En dehors de cela, The world is not enough s'appuie beaucoup sur le personnage de M pour la première fois mis en valeur. En effet, le spectateur voit un peu ce qui se cache sous de la carapace de la patronne de 007 et cela apporte beaucoup à l'intrigue en elle-même. Elle semble regretter des erreurs passées et se sent responsable de ce qu'est devenu la fille de Robert King. Dame Judi Dench joue cela à la perfection. Une femme donc qui fait preuve d'introspection et qui n'est pas aussi intransigeante qu'elle ne veut le paraître. Pour le reste de la distribution, quasiment rien à redire. Robbie Coltrane incarne cet amical Zukovsky qui nous offre le plus bel adieu de la saga, Sophie Marceau est trop linéaire dans sa façon d'interpréter mais sa diction est irréprochable, Denise Richards est utile au film et son jeu n'est pas désagréable et même Goldie apporte sa pierre à l'édifice. L'arrivée de Cleese offre un beau moment d'humour à l'anglaise. Mais là ou le film fait défaut, c'est sur l'importance donné au rôle de Robert Carlyle. En effet, il est dommage et regrettable qu'il se fasse voler la vedette par sa partenaire. Trop centré sur elle a mon goût car cela à empêché au méchant principal de s'imposer pleinement.

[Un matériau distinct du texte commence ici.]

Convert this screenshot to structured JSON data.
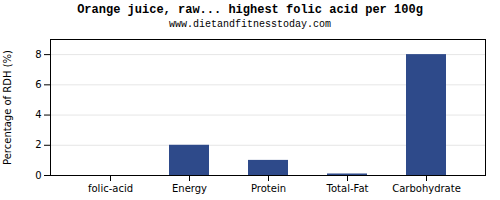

Malgré cela, ce film est aussi réussi techniquement. Les prestations musicales de David Arnold sont excellentes. Il y a un vrai travail derrière et la modernisation du thème principal est tout à fait réussie, sans tomber dans le lourdingue ou dans l'extravagant. Le scénario tient la route ; presque aussi bon que celui du film précédent. La réalisation est soignée et les quelques improvisations de Pierce Brosnan apportent vraiment quelque chose de créatif au film. Les lieux sont insolites, nouveaux (sous-marin, pipe-line) et les scènes d'actions ne prennent pas le dessus sur le film ce qui est très bien. Le pré-générique est parfait. La chanson de Garbage qui suit est superbe et les images en elles-mêmes de ce générique sont magnifiques et en accords avec l'univers du film.

En résumé, The world is not enough est un film très psychologique même s'il ne paraît pas l'être. Pierce Brosnan a pour une fois tout compris et cela se voit à travers sa prestation. Bond est vu sous un jour différent. Plus impartial, plus affecté et plus investit que jamais. L'action du film est bien gérée, la musique donne du rythme à l'ensemble et les personnages sont passionnants. Un formidable adieu à Q et à Zukovsky qui aurait dû marqué la fin de l'ère brosnanienne et la fin de la saga. Bref, ce 19ème film aurait dû être le dernier avant le reboot de 2006.